My arrival in Washington happens exactly at a time when the design of our future as a region is coming together:
- At a time when our countries have designed an economic mechanism that allows us to rise above the everyday vortex of the bilateral relationship and focus on priorities;
- when the archetype of the Mexican immigrant has changed, and the integration of our communities has motivated unprecedented actions like those taken by President Obama to recognize the enormous contributions of the Mexican and Latino populations to the US.
- I also arrive at moment when the way in which we deal with our mutual security interests is based on trust, shared responsibility, and cooperation.
But perhaps most important, I arrive at the midway point of the current Mexican government’s term in office, when the most ambitious and important changes the country has made will be consolidated: when we will transition from conceptualization and enactment to the implementation of the reform process, deeply transforming our institutions.
Some of these changes will not immediately reveal their potential, but we are already seeing results that signal what is to come for the country:
- The energy and telecom reforms, which has already dramatically reduced costs for manufacturers and improved competitiveness, freeing up the sectors of entrepreneurship and innovation;
- With education reform, the country has regained control of the teaching of our children and therefore of our future;
- The reform to our criminal justice system has created a new paradigm to guarantee the rule of law and has begun to bring results and confidence;
- Our political reform and our national anticorruption system grant citizens accountability and help our democracy evolve.
We do, of course, face challenges. It is not only that Mexico is transitioning toward the implementation of its reforms, with the turbulence that this implies; but it is also that the world today finds itself in a moment of profound transition.

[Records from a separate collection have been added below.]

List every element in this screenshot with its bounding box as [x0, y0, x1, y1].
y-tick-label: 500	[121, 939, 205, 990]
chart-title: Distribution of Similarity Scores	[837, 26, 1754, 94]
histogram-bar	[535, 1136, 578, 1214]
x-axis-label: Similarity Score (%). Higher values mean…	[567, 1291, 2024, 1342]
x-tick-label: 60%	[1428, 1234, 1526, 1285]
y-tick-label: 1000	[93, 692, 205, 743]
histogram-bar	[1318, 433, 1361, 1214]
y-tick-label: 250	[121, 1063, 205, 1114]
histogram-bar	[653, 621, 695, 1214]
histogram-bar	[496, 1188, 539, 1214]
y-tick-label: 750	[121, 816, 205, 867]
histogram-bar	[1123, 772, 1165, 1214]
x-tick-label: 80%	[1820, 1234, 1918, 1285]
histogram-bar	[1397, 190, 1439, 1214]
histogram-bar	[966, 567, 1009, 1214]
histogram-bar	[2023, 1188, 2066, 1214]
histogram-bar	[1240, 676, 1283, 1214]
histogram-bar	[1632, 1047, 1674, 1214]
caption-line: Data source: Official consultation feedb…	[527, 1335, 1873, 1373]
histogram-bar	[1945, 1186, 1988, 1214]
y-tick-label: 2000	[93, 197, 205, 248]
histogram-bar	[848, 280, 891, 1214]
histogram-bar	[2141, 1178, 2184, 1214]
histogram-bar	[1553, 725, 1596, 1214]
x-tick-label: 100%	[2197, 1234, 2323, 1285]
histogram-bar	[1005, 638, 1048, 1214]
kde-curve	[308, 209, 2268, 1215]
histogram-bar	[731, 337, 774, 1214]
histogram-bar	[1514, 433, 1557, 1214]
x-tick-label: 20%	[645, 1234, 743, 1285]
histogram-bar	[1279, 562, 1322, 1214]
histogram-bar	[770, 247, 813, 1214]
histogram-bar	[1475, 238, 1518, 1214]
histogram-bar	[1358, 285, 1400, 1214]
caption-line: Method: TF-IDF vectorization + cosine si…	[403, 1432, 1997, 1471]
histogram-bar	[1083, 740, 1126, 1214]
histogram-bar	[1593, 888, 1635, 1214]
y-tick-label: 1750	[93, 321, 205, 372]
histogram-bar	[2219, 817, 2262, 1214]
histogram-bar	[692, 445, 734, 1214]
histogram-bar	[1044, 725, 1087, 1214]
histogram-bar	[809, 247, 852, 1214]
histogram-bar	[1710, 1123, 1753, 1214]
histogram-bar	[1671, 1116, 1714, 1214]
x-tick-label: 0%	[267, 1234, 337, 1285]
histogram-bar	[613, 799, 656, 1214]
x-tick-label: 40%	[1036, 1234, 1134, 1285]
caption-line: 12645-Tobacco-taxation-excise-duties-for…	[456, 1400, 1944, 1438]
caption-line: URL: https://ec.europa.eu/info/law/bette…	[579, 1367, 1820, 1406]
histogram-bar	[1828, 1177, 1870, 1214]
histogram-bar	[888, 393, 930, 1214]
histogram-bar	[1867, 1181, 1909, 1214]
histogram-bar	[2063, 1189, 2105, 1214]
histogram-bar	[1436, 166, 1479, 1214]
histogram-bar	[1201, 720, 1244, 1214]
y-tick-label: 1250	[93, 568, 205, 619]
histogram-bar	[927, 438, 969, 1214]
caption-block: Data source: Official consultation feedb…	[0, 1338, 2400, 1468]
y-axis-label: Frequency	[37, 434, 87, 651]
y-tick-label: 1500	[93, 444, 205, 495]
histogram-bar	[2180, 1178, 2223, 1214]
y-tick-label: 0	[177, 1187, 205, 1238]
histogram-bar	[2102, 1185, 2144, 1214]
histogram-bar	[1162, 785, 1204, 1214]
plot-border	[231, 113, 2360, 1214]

30 years ago, I had the privilege in Mexico of being the initiator of public opinion and electoral polls. That revolutionary initiative opened a new space in which the feelings and opinions of Mexican society were publicly acknowledged, contributing to the democratization of the country.
Today, I rejoin public service convinced that issues such as energy reform, new oral trials in our criminal judicial system, and educational transformation, among other things, have the comprehensive power to completely renovate my country. I want to contribute to that paramount objective, and I am convinced that our bilateral relationship will be essential in achieving it.